そして家に帰ってから緑谷引子も交えた説明会が始まった。最初蔵人のことを警戒していた引子だが、蔵人の言葉から伝わる熱意とわかりやすい性格によって蔵人による出久への伝授について最終的には承諾した。
「出久、これから1年間よろしく頼むぞ」
「はい! こちらこそよろしくお願いします!」
個性:伝授
タイプ:発動系
自分の覚えているもの(武術、知識、家事など)を対象に教える個性
教えたものはよっぽどのことがない限り忘れることはない。
相手の個性や体格などによっては教えられないもの、教えても効果が薄いものがある。

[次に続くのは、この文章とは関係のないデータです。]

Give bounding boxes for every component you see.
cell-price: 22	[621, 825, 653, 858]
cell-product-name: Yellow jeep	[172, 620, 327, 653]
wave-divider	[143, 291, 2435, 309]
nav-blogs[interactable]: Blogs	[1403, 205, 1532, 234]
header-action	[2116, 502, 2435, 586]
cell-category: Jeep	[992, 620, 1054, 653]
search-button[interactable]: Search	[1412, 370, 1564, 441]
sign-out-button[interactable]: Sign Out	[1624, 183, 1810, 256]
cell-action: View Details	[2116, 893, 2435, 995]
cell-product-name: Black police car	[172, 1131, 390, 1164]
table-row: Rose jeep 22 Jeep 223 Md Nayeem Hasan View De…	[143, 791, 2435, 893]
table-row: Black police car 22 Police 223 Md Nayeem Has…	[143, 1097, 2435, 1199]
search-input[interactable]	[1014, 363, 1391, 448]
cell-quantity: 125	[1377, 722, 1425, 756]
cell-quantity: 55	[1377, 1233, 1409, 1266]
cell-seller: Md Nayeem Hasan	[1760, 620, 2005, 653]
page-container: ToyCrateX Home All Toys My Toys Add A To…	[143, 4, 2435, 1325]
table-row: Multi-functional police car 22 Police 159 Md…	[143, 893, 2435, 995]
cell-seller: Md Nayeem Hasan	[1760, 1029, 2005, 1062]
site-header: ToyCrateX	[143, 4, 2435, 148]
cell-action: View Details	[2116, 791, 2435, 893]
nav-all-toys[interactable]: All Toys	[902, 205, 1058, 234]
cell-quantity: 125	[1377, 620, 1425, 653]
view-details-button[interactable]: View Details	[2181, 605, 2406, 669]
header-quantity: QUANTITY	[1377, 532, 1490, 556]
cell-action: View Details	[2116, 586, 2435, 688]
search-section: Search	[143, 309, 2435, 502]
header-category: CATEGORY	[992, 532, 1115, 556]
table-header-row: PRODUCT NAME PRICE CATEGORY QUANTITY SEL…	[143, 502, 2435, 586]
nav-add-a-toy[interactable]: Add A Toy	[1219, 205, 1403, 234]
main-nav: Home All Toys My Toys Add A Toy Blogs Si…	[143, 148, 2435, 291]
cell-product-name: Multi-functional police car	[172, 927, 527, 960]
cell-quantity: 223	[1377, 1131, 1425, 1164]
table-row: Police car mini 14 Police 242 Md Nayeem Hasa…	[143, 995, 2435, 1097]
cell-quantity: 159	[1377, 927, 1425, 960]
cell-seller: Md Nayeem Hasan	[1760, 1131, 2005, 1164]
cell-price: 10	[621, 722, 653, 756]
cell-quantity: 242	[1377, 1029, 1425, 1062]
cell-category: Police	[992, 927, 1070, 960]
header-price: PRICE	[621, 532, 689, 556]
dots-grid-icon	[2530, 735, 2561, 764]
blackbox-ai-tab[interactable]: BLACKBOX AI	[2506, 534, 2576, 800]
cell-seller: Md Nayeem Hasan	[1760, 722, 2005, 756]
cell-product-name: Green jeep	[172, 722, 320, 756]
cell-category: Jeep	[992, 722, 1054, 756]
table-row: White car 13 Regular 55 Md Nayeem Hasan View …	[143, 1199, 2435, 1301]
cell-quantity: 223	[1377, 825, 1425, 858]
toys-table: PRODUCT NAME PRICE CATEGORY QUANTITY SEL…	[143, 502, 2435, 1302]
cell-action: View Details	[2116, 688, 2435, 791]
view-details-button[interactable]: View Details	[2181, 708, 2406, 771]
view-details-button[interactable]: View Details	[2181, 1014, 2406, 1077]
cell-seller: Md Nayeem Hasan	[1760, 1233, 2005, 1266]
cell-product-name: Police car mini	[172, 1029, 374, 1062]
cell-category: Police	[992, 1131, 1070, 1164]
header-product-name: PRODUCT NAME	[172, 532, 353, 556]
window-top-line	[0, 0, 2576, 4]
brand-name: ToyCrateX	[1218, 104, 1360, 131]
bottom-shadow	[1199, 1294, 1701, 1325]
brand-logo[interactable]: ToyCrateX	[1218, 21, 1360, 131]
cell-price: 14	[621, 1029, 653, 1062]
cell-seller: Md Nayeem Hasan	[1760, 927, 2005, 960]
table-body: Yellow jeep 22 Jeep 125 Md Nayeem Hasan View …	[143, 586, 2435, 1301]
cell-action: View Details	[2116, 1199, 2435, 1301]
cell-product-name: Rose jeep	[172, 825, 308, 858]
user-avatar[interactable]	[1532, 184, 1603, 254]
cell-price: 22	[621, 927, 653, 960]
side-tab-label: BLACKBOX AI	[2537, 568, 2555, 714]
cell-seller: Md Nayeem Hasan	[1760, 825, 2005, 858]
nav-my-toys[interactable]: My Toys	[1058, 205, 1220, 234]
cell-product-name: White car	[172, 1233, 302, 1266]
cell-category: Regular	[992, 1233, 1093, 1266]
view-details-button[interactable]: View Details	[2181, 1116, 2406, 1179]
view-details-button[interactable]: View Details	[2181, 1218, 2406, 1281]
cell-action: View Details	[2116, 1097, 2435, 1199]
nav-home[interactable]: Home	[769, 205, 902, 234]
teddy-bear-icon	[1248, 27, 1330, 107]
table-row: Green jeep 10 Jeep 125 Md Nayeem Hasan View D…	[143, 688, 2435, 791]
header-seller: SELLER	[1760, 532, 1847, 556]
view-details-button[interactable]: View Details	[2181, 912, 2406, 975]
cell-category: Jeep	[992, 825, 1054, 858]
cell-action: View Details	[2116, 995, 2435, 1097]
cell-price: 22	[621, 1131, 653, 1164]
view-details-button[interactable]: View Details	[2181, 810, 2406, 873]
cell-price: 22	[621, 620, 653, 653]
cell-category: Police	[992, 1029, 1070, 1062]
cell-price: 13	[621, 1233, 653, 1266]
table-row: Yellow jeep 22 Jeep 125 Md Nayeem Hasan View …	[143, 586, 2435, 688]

(緑谷の体がある程度鍛えられていたら武術を教えていた可能性があった)
教えることによって相手が覚える時間が上下する。具体的には相手に向いているか向いていないか。覚えるものの難易度などによって変わる。
ちなみに
最初に教えたのは受け身と逃走術とサバイバル技術であった。
その後に伝授したのは道具を活用するための知識と製造技術である。緑谷はこれを用いて試験までに様々な道具をつくり実技試験をクリアした。
最後に試験前に道具をつくるために必要だろうと『良縁と金運を引き寄せる』という個性を伝授した。これにより製造するための材料や施設を購入する資金を得てこれからヒーローとなる上でお世話になることになる人と出会った。
師匠の影響か肉弾戦をする人に好意を抱きやすくなった。出久は1年B組になったためクラスメイトの中では男子は鉄哲と女子は拳藤と一番仲が良い。